Android Dialogs HOWTO
I read almost everything from Android dev site here, and you should too. Here I summarize some practices that I find reasonable for my project.
Make it a separate class
I need multiple dialogs in the application, most of them contain some text description, and either one “OK” button, or two buttons (“YES” or “NO”). If you have multiple similar dialogs like I do, you should make a generic class extend DialogFragment, and make different dialogs based on it. Otherwise, you have to define a lot of dialogs and lots of duplicate code.
A class for dialog would look like this:
public class TwoButtonDialogFragment extends DialogFragment {
....
@Override
public Dialog onCreateDialog(Bundle savedInstanceState) {
AlertDialog.Builder builder =
new AlertDialog.Builder(getActivity());
builder.setMessage(...)
.setTitle(...)
.setIcon(...)
.setPositiveButton(...)
return builder.create();
}
}The onCreateDialog is responsible for making the dialog.

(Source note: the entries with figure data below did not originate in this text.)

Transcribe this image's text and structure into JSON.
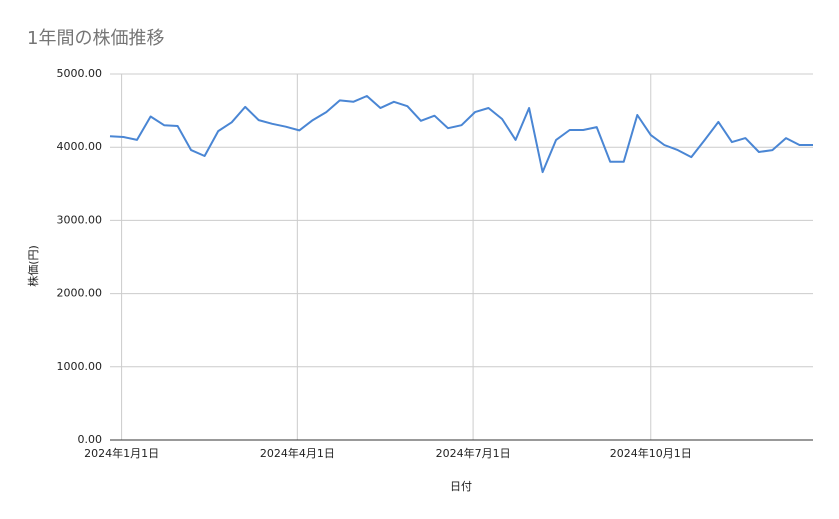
{
  "chart_data": {
    "type": "line",
    "title": "1年間の株価推移",
    "x_label": "日付",
    "y_label": "株価(円)",
    "x": [
      "2023-12-26",
      "2024-01-02",
      "2024-01-09",
      "2024-01-16",
      "2024-01-23",
      "2024-01-30",
      "2024-02-06",
      "2024-02-13",
      "2024-02-20",
      "2024-02-27",
      "2024-03-05",
      "2024-03-12",
      "2024-03-19",
      "2024-03-26",
      "2024-04-02",
      "2024-04-09",
      "2024-04-16",
      "2024-04-23",
      "2024-04-30",
      "2024-05-07",
      "2024-05-14",
      "2024-05-21",
      "2024-05-28",
      "2024-06-04",
      "2024-06-11",
      "2024-06-18",
      "2024-06-25",
      "2024-07-02",
      "2024-07-09",
      "2024-07-16",
      "2024-07-23",
      "2024-07-30",
      "2024-08-06",
      "2024-08-13",
      "2024-08-20",
      "2024-08-27",
      "2024-09-03",
      "2024-09-10",
      "2024-09-17",
      "2024-09-24",
      "2024-10-01",
      "2024-10-08",
      "2024-10-15",
      "2024-10-22",
      "2024-10-29",
      "2024-11-05",
      "2024-11-12",
      "2024-11-19",
      "2024-11-26",
      "2024-12-03",
      "2024-12-10",
      "2024-12-17",
      "2024-12-24"
    ],
    "values": [
      4150,
      4140,
      4100,
      4420,
      4300,
      4290,
      3960,
      3880,
      4220,
      4340,
      4550,
      4370,
      4320,
      4280,
      4230,
      4370,
      4480,
      4640,
      4620,
      4700,
      4535,
      4620,
      4560,
      4360,
      4430,
      4260,
      4300,
      4480,
      4535,
      4385,
      4100,
      4535,
      3660,
      4100,
      4235,
      4235,
      4275,
      3800,
      3800,
      4440,
      4165,
      4030,
      3960,
      3865,
      4100,
      4345,
      4070,
      4125,
      3935,
      3960,
      4125,
      4030,
      4030
    ],
    "color": "#4a86d4",
    "xlim": [
      "2023-12-26",
      "2024-12-24"
    ],
    "xticks": [
      {
        "value": "2024-01-01",
        "label": "2024年1月1日"
      },
      {
        "value": "2024-04-01",
        "label": "2024年4月1日"
      },
      {
        "value": "2024-07-01",
        "label": "2024年7月1日"
      },
      {
        "value": "2024-10-01",
        "label": "2024年10月1日"
      }
    ],
    "ylim": [
      0,
      5000
    ],
    "yticks": [
      {
        "value": 0,
        "label": "0.00"
      },
      {
        "value": 1000,
        "label": "1000.00"
      },
      {
        "value": 2000,
        "label": "2000.00"
      },
      {
        "value": 3000,
        "label": "3000.00"
      },
      {
        "value": 4000,
        "label": "4000.00"
      },
      {
        "value": 5000,
        "label": "5000.00"
      }
    ],
    "grid": true
  }
}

A constructor of the class
To customize the dialog (e.g. different messages, title, etc) one needs to pass arguments into the constructor of the class. DialogFragment class supports static constructor:
public static TwoButtonDialogFragment newInstance(Account account, String message) {
TwoButtonDialogFragment f = new TwoButtonDialogFragment();
// Supply account_type argument
Bundle args = new Bundle();
args.putString("message", message);
f.setArguments(args);
return f;
}And in onCreateDialog call getArguments().getString("message"); to retreive the argument you put in.
Note now you have create the dialog like this:
TwoButtonDialogFragment accountinfodialog =
TwoButtonDialogFragment.newInstance(account.getDescription());And show it:
String dialog_tag = "accountinfodialog";
FragmentManager fm = getSupportFragmentManager();
accountinfodialog.show(fm, dialog_tag);Now you can create different dialogs at different places as you like. The dialog_tag is very important as it helps you identify different dialogs if for example you have created several in one activity.
Pass onClick event back to activity
I need the activity which starts the dialog to do stuff after people click buttons on the dialog, therefore it would be convenient if we could directly implement the onClick function in the activity, to let activity do their stuff.
To have such functon, the DialogFragment should have a public interface for the onCLickListener it has. Then other acitivies just have to implement the interface and its functions.
A public interface for two button dialog could look like this:
public interface TwoButtonDialogListener {
public void onDialogPositiveClick(DialogFragment dialog);
public void onDialogNegativeClick(DialogFragment dialog);
}Also add onAttach to the dialog class:
// Use this instance of the interface to deliver action events
TwoButtonDialogListener mListener;
// Override the Fragment.onAttach() method to
// instantiate the TwoButtonDialogListener
@Override
public void onAttach(Activity activity) {
super.onAttach(activity);
// Verify that the host activity implements the callback interface
try {
// Instantiate the TwoButtonDialogListener
// so we can send events to the host
mListener = (TwoButtonDialogListener) activity;
} catch (ClassCastException e) {
// The activity doesn't implement the interface, throw exception
throw new ClassCastException(activity.toString()
+ " must implement TwoButtonDialogListener");
}
}In the onClick function of onCreateDialog, then you just add mListener.onDialogPositiveClick(TwoButtonDialogFragment.this);, so that the class know the onClick function will be implemented by whoever implements the interface.
Now in other activities, they need to add implements TwoButtonDialogListener at the class definition, and implements the two functions, if it is for the TwoButtonDialogListener interface.